Interestingly, a lot of online calculators are not capable of making the correct calculation either. That's why this calculator is the real deal!

Important usage notes about this calculator:

  • The calculator will calculate the regular periodic payment for you if you enter a "0". If you know the amount, you can enter it, and the mortgage schedule will use it.
  • If you want to calculate the interest, you'll save on an existing loan start by entering the loan's current balance and the number of remaining payments.
  • Assume you've received a large bonus, and you want to calculate the result of making one lump-sum payment. To do so, change "Unknown" to "1" in step 7.

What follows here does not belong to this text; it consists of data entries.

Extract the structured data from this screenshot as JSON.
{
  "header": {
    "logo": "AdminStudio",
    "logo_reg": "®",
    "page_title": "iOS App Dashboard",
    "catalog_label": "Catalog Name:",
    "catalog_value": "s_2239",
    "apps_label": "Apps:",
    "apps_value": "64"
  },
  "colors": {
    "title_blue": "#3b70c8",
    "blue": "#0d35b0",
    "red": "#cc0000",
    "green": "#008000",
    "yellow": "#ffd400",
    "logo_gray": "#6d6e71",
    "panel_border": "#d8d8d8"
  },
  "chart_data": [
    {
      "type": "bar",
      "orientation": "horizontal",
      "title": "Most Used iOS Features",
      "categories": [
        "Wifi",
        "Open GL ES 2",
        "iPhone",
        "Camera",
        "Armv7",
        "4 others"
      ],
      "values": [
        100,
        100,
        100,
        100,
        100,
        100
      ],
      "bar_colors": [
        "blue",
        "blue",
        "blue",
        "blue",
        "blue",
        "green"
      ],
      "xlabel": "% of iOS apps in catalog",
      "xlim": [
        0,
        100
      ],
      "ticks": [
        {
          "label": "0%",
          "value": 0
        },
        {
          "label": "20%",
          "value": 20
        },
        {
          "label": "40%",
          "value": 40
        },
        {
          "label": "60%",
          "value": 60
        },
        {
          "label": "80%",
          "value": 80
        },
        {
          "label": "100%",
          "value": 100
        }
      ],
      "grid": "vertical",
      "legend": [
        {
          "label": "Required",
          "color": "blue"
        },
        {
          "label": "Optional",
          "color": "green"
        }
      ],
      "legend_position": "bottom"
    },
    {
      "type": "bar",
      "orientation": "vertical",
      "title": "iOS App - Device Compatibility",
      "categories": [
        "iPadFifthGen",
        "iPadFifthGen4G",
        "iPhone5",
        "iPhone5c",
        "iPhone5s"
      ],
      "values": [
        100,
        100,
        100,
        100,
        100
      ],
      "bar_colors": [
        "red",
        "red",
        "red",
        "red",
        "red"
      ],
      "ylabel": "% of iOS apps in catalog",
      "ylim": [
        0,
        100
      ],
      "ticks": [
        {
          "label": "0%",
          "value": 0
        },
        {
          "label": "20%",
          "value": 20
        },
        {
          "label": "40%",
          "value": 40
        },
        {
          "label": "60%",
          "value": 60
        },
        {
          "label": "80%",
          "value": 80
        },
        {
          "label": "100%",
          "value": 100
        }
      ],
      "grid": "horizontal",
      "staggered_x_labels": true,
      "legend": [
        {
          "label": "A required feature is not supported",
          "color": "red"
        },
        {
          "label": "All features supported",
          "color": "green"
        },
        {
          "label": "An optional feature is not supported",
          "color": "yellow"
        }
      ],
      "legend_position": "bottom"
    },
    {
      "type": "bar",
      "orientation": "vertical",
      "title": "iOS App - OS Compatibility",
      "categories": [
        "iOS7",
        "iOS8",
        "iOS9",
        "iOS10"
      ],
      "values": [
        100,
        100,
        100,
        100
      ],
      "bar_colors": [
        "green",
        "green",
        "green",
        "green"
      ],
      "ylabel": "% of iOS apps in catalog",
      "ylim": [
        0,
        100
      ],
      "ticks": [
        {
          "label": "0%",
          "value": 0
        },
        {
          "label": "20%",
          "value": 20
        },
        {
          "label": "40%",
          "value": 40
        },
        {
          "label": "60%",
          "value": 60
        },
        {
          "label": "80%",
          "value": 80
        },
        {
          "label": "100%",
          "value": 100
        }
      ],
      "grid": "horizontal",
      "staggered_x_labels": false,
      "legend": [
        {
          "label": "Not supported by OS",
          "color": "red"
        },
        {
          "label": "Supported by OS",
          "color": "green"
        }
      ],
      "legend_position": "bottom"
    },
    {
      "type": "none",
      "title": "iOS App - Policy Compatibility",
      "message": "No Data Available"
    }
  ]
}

  • Always enter (and reenter) a 0 if you want a value calculated. Why doesn't the calculator automatically recalculate the last unknown? We want the calculator to create an amortization schedule using whatever parameters you want to use. This is a feature! By not automatically recalculating the payment (for example) when the mortgage amount changes, this calculator lets those users create a payment schedule with whatever payment amount they want.